Parenting Issues Board Index


It is hard when you have people who always think they know what is best. Listen to their advice, and if you want to take it, then take it, but if not, then don't. Let your son help you with baby. Of course make sure that you supervise, and let him know that he can't help with baby when you are not around. Let him snuggle with you as well when you are feeding baby. If you give baby bottles, let him help. Set up time for him at least once a day without baby, maybe while baby takes a nap. tell him that you love him, and make sure to give him lots of hugs and kisses. Praise him for when he does good things, especially with the baby. Tell him that his job is being big brother, and that it is a very important job. Also let him know too, that he can still be your little boy, and always will be.
The thing about the diapers sounds common to me. My daughter who is almost three, was throwing a temper tantrum because I wanted to change her pull-up after she soiled it. she refused, and refused, and refused. Maybe she was upset and didn't want to go in the pull-up, and instead wanted to go in the potty. I don't know. But, perhaps you could use this opportunity also, to explain to your son about potty training. Maybe help him understand where to go potty. I would also ask your children's doctor about any of this. They have good ideas sometimes.
[QUOTE=youngmom_2]I would love to get him potty trained but I feel so much outside pressure that I don't know what to do or how to start. [/QUOTE]

"Experts" recommend putting your child on the toilet at about the time that you notice they go in their diaper. Also, put him on the toilet when he wakes up, before bed, and also at various times throughout the day. Ask him if he needs to use the potty too, although if he doesn't understand this yet, he won't always tell you. Just begin making him aware of what is required for using the toilet. Being a boy, it is going to be difficult for you to teach him to stand upright. But, if he starts out this way, THERE IS NOTHING WRONG WITH IT! I have heard stupid stuff about a boy that sits down to pee is going to be homosexual. Stupid, stupid! That is one of the dumbest things I have heard of. So don't worry. Eventually, you will probably have to teach him someway, or if you have a male that you are comfortable with him being around, see if they could show him.

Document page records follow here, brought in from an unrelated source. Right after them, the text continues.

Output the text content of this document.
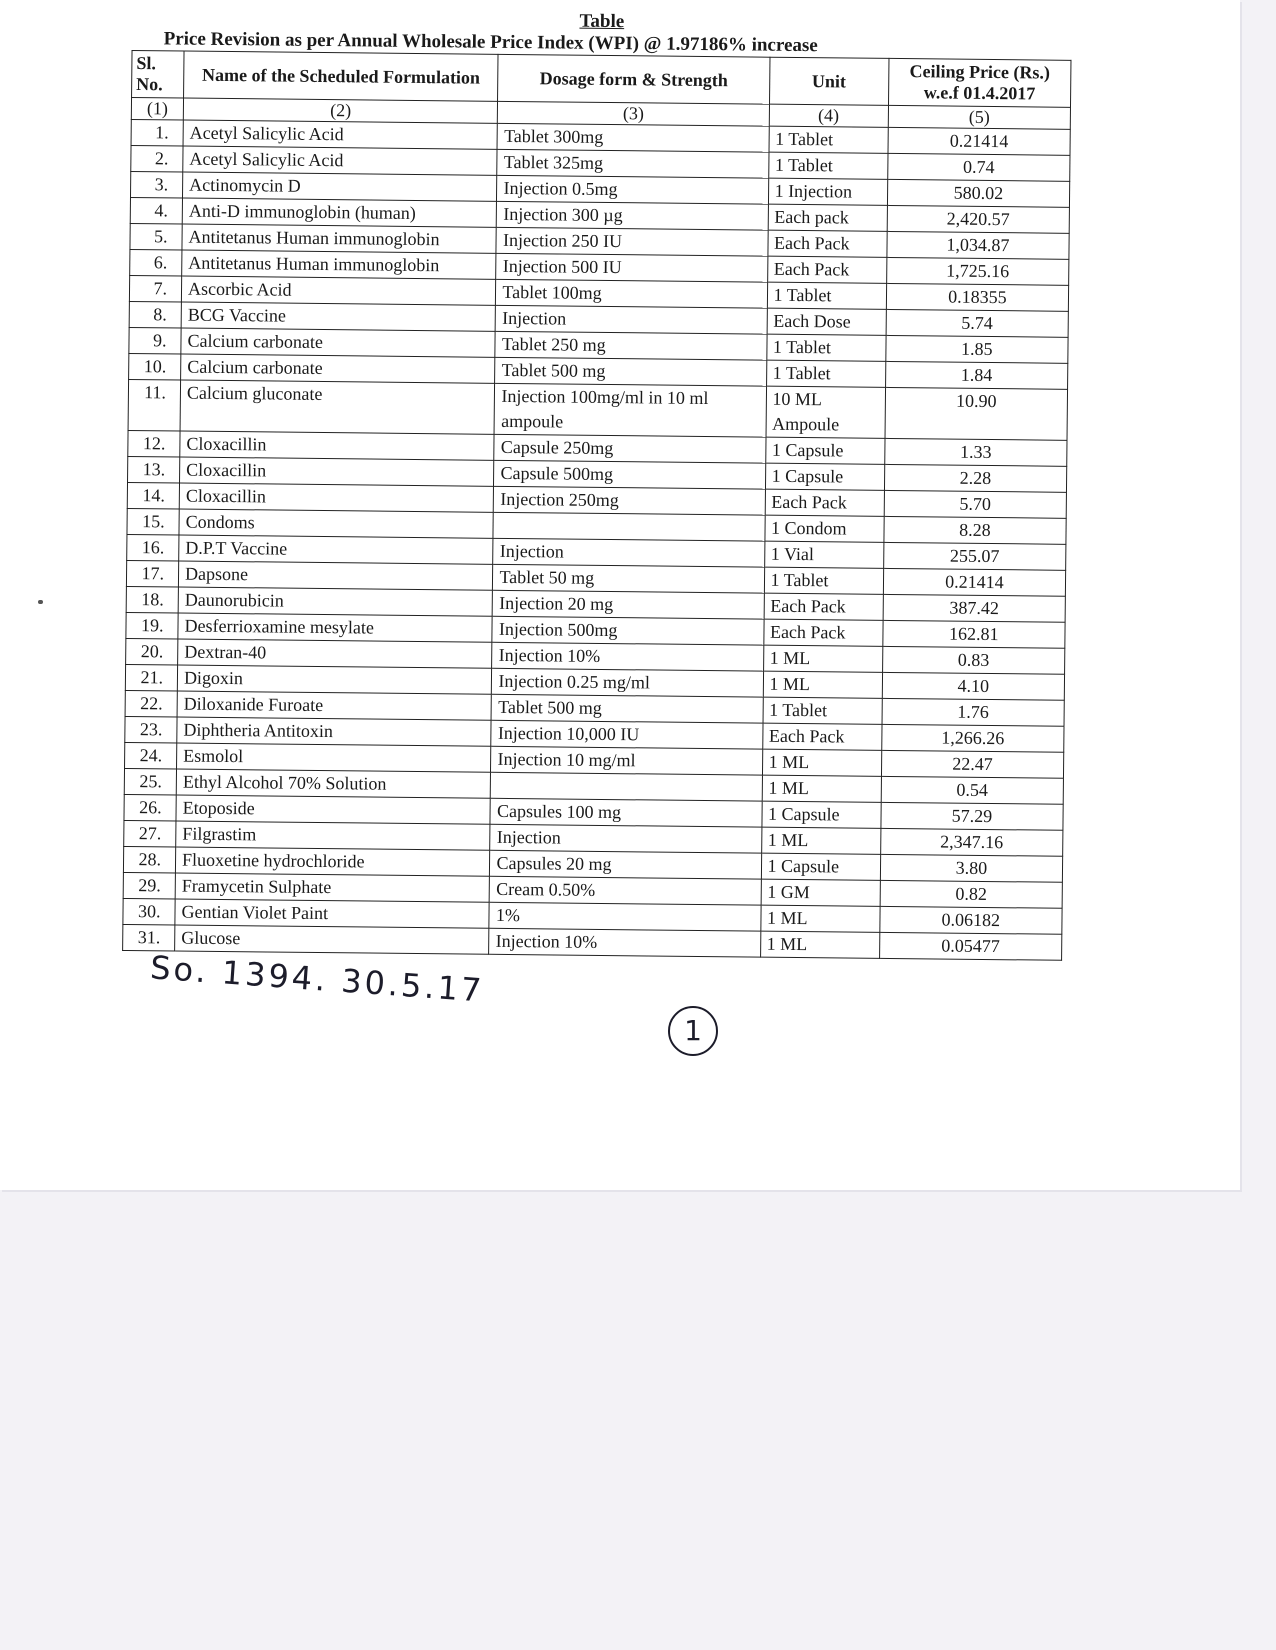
Table
Price Revision as per Annual Wholesale Price Index (WPI) @ 1.97186% increase
Sl. No.	Name of the Scheduled Formulation	Dosage form & Strength	Unit	Ceiling Price (Rs.) w.e.f 01.4.2017
(1)	(2)	(3)	(4)	(5)
1.	Acetyl Salicylic Acid	Tablet 300mg	1 Tablet	0.21414
2.	Acetyl Salicylic Acid	Tablet 325mg	1 Tablet	0.74
3.	Actinomycin D	Injection 0.5mg	1 Injection	580.02
4.	Anti-D immunoglobin (human)	Injection 300 µg	Each pack	2,420.57
5.	Antitetanus Human immunoglobin	Injection 250 IU	Each Pack	1,034.87
6.	Antitetanus Human immunoglobin	Injection 500 IU	Each Pack	1,725.16
7.	Ascorbic Acid	Tablet 100mg	1 Tablet	0.18355
8.	BCG Vaccine	Injection	Each Dose	5.74
9.	Calcium carbonate	Tablet 250 mg	1 Tablet	1.85
10.	Calcium carbonate	Tablet 500 mg	1 Tablet	1.84
11.	Calcium gluconate	Injection 100mg/ml in 10 ml ampoule	10 ML Ampoule	10.90
12.	Cloxacillin	Capsule 250mg	1 Capsule	1.33
13.	Cloxacillin	Capsule 500mg	1 Capsule	2.28
14.	Cloxacillin	Injection 250mg	Each Pack	5.70
15.	Condoms		1 Condom	8.28
16.	D.P.T Vaccine	Injection	1 Vial	255.07
17.	Dapsone	Tablet 50 mg	1 Tablet	0.21414
18.	Daunorubicin	Injection 20 mg	Each Pack	387.42
19.	Desferrioxamine mesylate	Injection 500mg	Each Pack	162.81
20.	Dextran-40	Injection 10%	1 ML	0.83
21.	Digoxin	Injection 0.25 mg/ml	1 ML	4.10
22.	Diloxanide Furoate	Tablet 500 mg	1 Tablet	1.76
23.	Diphtheria Antitoxin	Injection 10,000 IU	Each Pack	1,266.26
24.	Esmolol	Injection 10 mg/ml	1 ML	22.47
25.	Ethyl Alcohol 70% Solution		1 ML	0.54
26.	Etoposide	Capsules 100 mg	1 Capsule	57.29
27.	Filgrastim	Injection	1 ML	2,347.16
28.	Fluoxetine hydrochloride	Capsules 20 mg	1 Capsule	3.80
29.	Framycetin Sulphate	Cream 0.50%	1 GM	0.82
30.	Gentian Violet Paint	1%	1 ML	0.06182
31.	Glucose	Injection 10%	1 ML	0.05477
So. 1394. 30.5.17
1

Be patient with him, and potty training has many setbacks. My daughter was going to the bathroom consistently, and telling me when she needed to go before she needed to go. Then we moved, and now she is not wanting to tell me, or even go. so...keep a routine going. Keep an open mind about things. You are the mom, and advice is good, but just because you hear it, doesn't mean that you have to take it. It is hard being a young mom, because people automatically assume that you are too naive, young, stupid, to figure anything out. These people also forget what it is like to be a brandnew parent. Good luck to you!